The proposal that will be discussed in Geneva between the five permanent members of the security council as well as regional powers Turkey, Iraq, Kuwait and Qatar, comes while violence continues in Syria.

Last week, an unarmed Turkish military jet was shot down by the Syrians while it was on a training mission and flying over international waters. NATO, another international organization, condemned Syria for shooting down the Turkish jet last Friday. NATO Secretary-General Anders Fogh Rasmussen called the action “unacceptable” and “another example of the Syrian authorities’ disregard for international norms, peace and security and human life.”

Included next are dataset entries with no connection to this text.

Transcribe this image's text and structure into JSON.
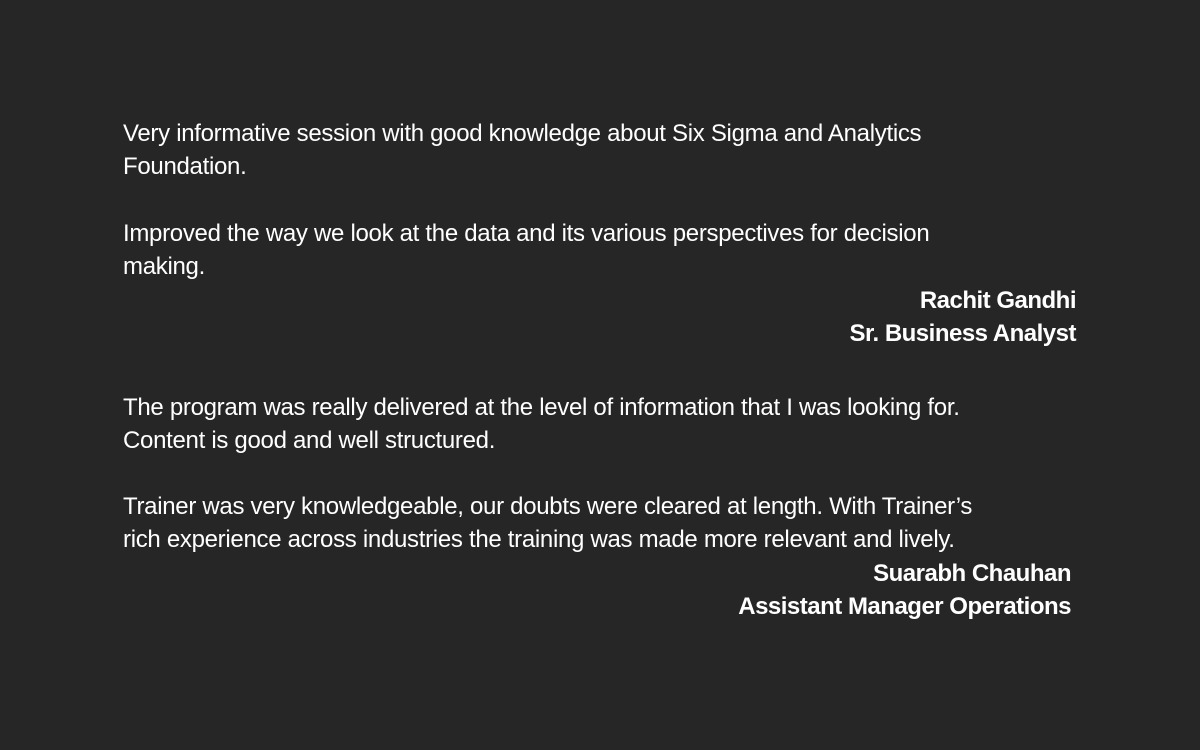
{
  "testimonials": [
    {
      "paragraphs": [
        [
          "Very informative session with good knowledge about Six Sigma and Analytics",
          "Foundation."
        ],
        [
          "Improved the way we look at the data and its various perspectives for decision",
          "making."
        ]
      ],
      "name": "Rachit Gandhi",
      "role": "Sr. Business Analyst"
    },
    {
      "paragraphs": [
        [
          "The program was really delivered at the level of information that I was looking for.",
          "Content is good and well structured."
        ],
        [
          "Trainer was very knowledgeable, our doubts were cleared at length. With Trainer’s",
          "rich experience across industries the training was made more relevant and lively."
        ]
      ],
      "name": "Suarabh Chauhan",
      "role": "Assistant Manager Operations"
    }
  ]
}
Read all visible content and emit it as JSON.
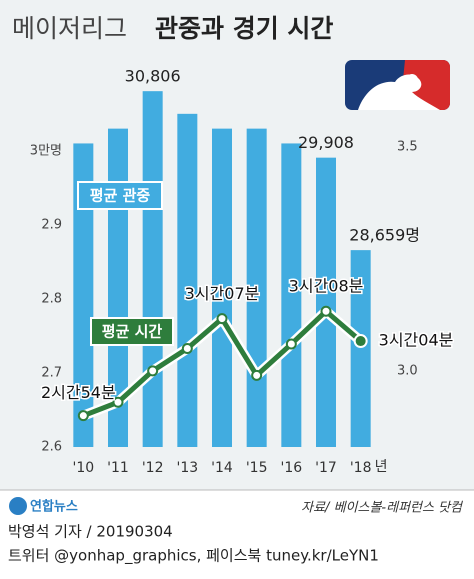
{
  "chart_data": {
    "type": "bar",
    "title": "메이저리그",
    "title_bold": "관중과 경기 시간",
    "categories": [
      "'10",
      "'11",
      "'12",
      "'13",
      "'14",
      "'15",
      "'16",
      "'17",
      "'18"
    ],
    "x_unit": "년",
    "series": [
      {
        "name": "평균 관중",
        "color": "#41ace0",
        "values": [
          3.01,
          3.03,
          3.0806,
          3.05,
          3.03,
          3.03,
          3.01,
          2.9908,
          2.8659
        ],
        "value_labels": [
          null,
          null,
          "30,806",
          null,
          null,
          null,
          null,
          "29,908",
          "28,659명"
        ]
      },
      {
        "name": "평균 시간",
        "type": "line",
        "axis": "y2",
        "color": "#2e7d3c",
        "values": [
          2.9,
          2.93,
          3.0,
          3.05,
          3.1167,
          2.99,
          3.06,
          3.1333,
          3.0667
        ],
        "value_labels": [
          "2시간54분",
          null,
          null,
          null,
          "3시간07분",
          null,
          null,
          "3시간08분",
          "3시간04분"
        ]
      }
    ],
    "ylim": [
      2.6,
      3.12
    ],
    "yticks": [
      2.6,
      2.7,
      2.8,
      2.9,
      {
        "value": 3,
        "label": "3만명"
      }
    ],
    "y2lim": [
      2.83,
      3.69
    ],
    "y2ticks": [
      {
        "value": 3,
        "label": "3.0"
      },
      3.5
    ],
    "grid": false,
    "source": "자료/ 베이스볼-레퍼런스 닷컴",
    "logo": "연합뉴스",
    "byline": "박영석 기자 / 20190304",
    "social": "트위터 @yonhap_graphics, 페이스북 tuney.kr/LeYN1"
  }
}
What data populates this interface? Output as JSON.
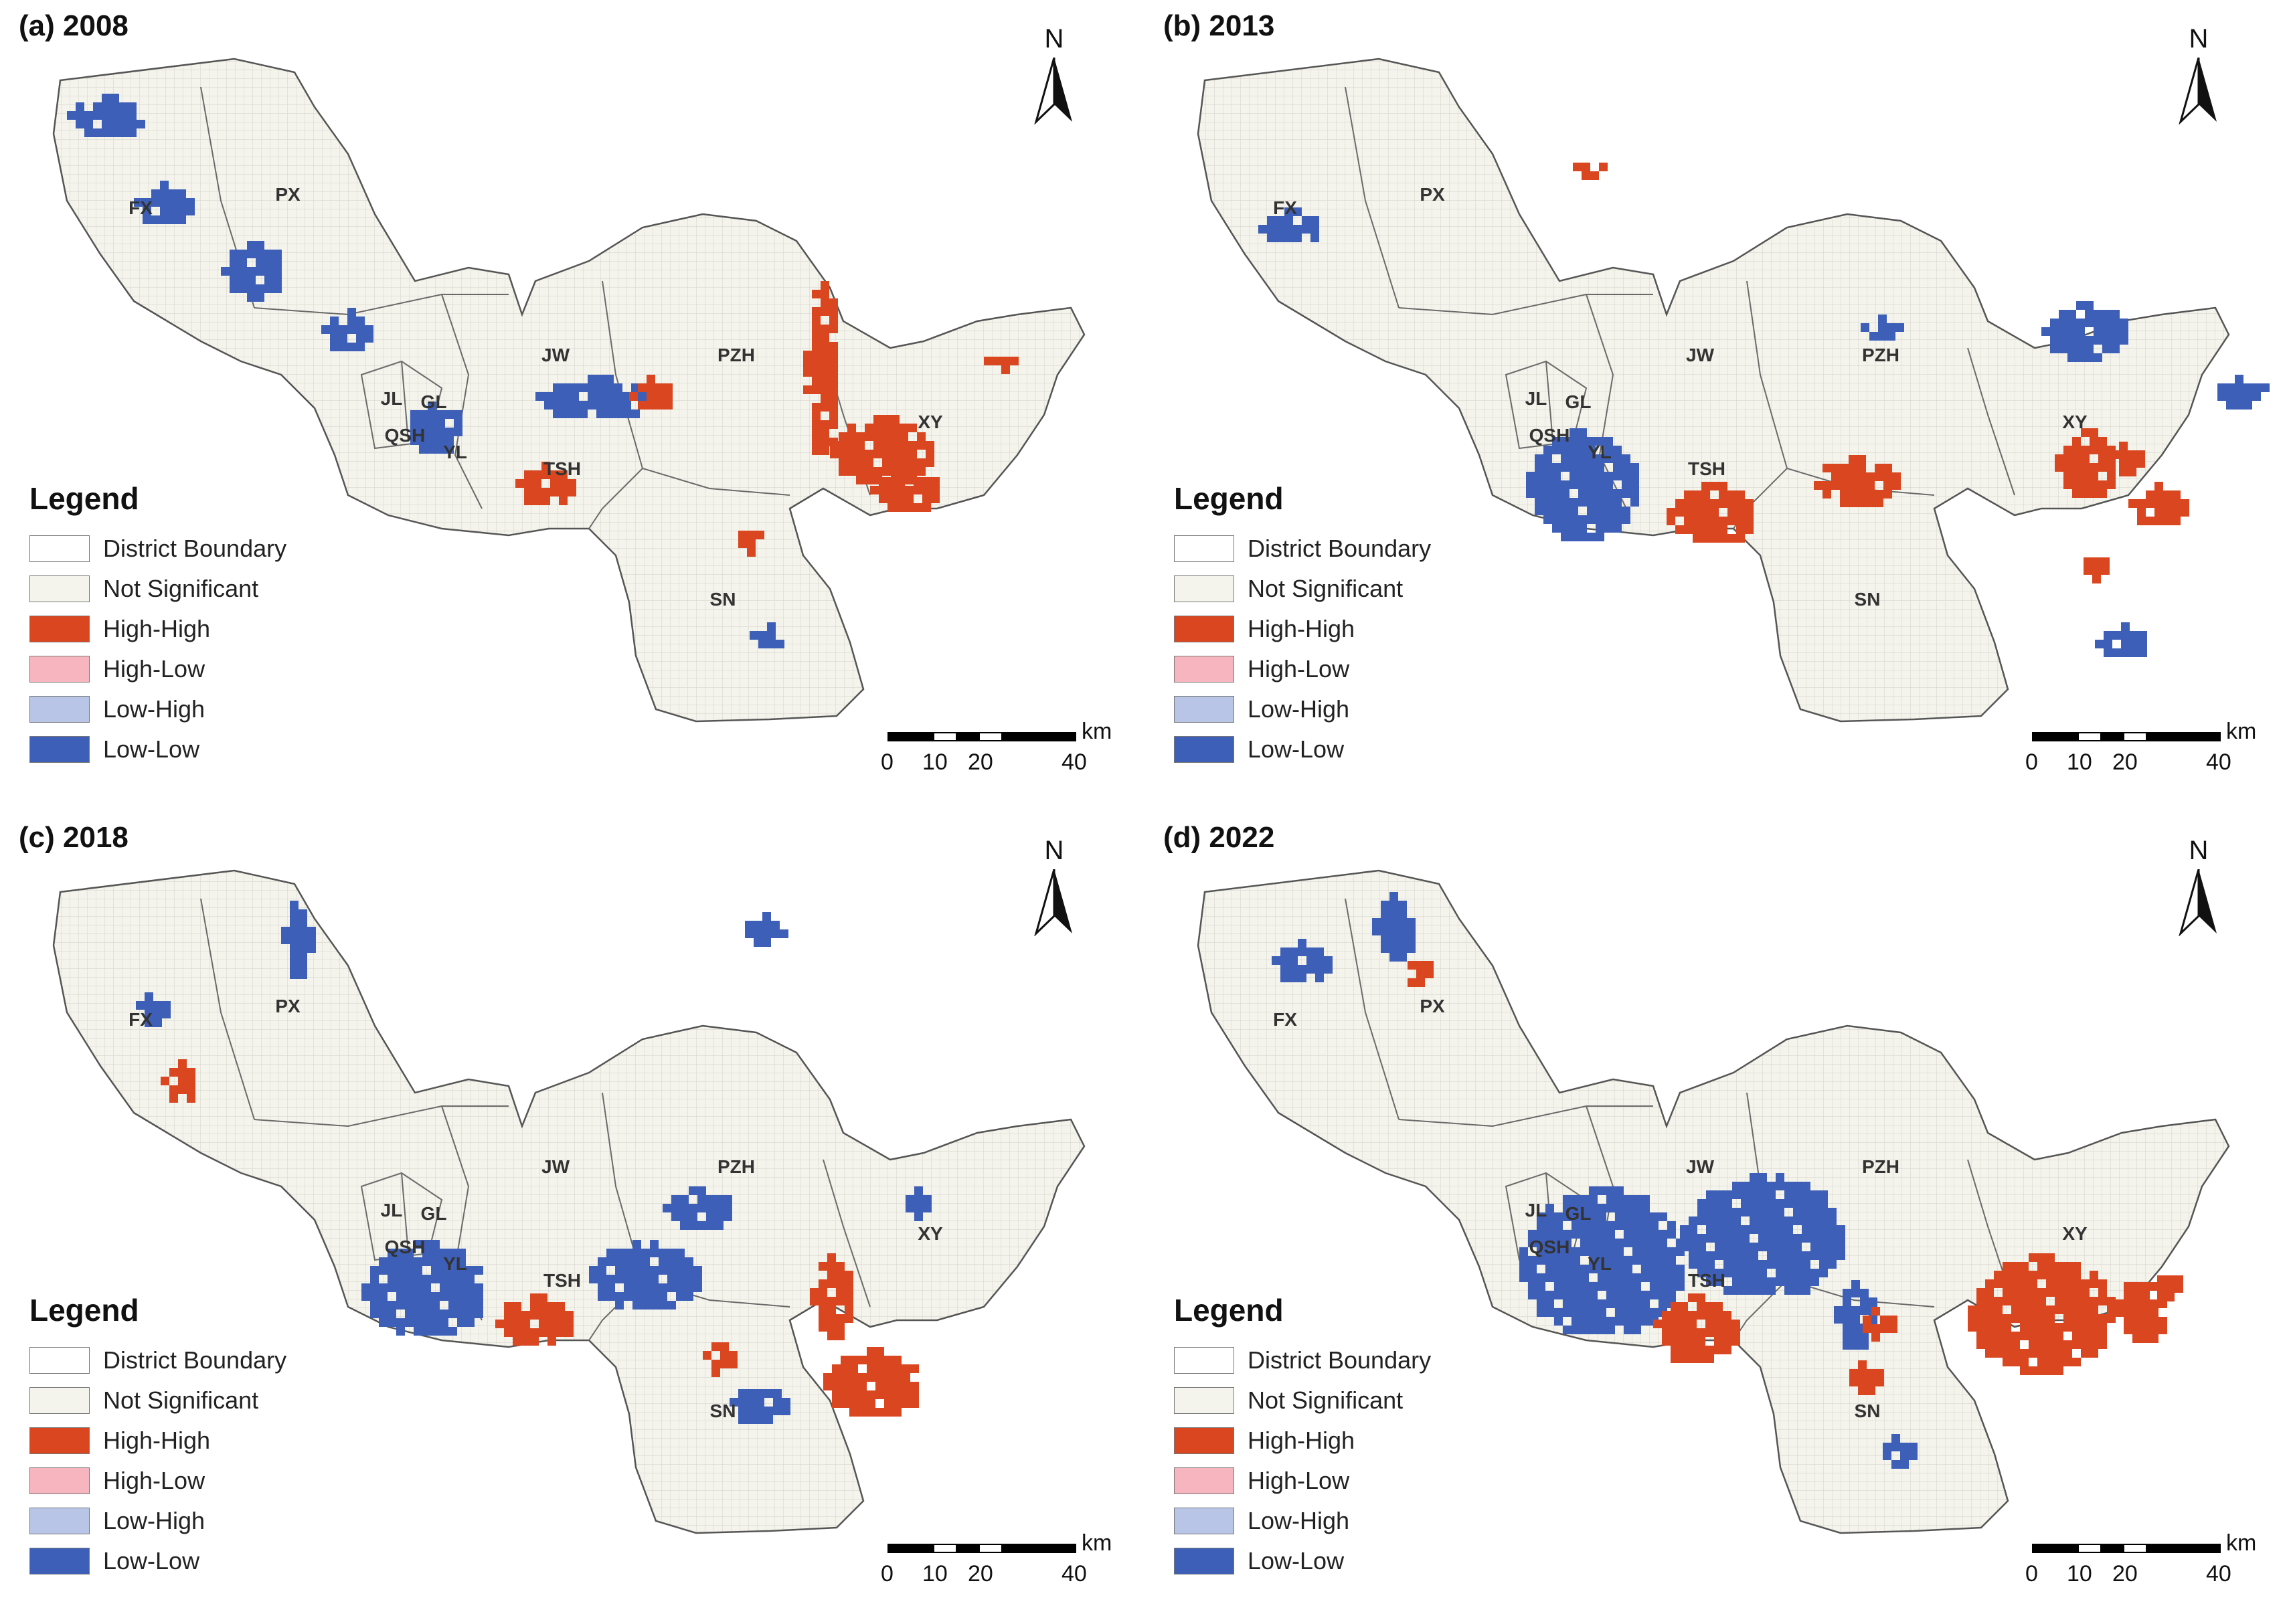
{
  "panels": [
    {
      "title": "(a) 2008"
    },
    {
      "title": "(b) 2013"
    },
    {
      "title": "(c) 2018"
    },
    {
      "title": "(d) 2022"
    }
  ],
  "north_label": "N",
  "legend": {
    "title": "Legend",
    "items": [
      {
        "label": "District Boundary",
        "color": "#ffffff"
      },
      {
        "label": "Not Significant",
        "color": "#f4f4ec"
      },
      {
        "label": "High-High",
        "color": "#d9461f"
      },
      {
        "label": "High-Low",
        "color": "#f7b5bf"
      },
      {
        "label": "Low-High",
        "color": "#b8c5e6"
      },
      {
        "label": "Low-Low",
        "color": "#3d5fb8"
      }
    ]
  },
  "scale": {
    "unit": "km",
    "ticks": [
      "0",
      "10",
      "20",
      "40"
    ]
  },
  "district_codes": [
    "FX",
    "PX",
    "JW",
    "PZH",
    "XY",
    "JL",
    "GL",
    "QSH",
    "YL",
    "TSH",
    "SN"
  ]
}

But so what? After all this talk, who will volunteer to stop Assad’s brutality in Syria? How will the international community keep Russia and China involved in this peace process? It is still uncertain if Russia will agree to any changeover plan that promises the removal of Assad. Nobody thinks that Russia would abandon Assad. Then what?

“The world suffers a lot. Not because of the violence of bad people, but because of the silence of good people,” Napoleon Bonaparte once said. So maybe the leaders of our time misunderstand the statement. It’s only good to talk about immoral actions, and bad to find a solution and to start taking action.

Enough is enough. Syria has to find peace right away. The international community has had enough talk about Syria and it’s time for the walk.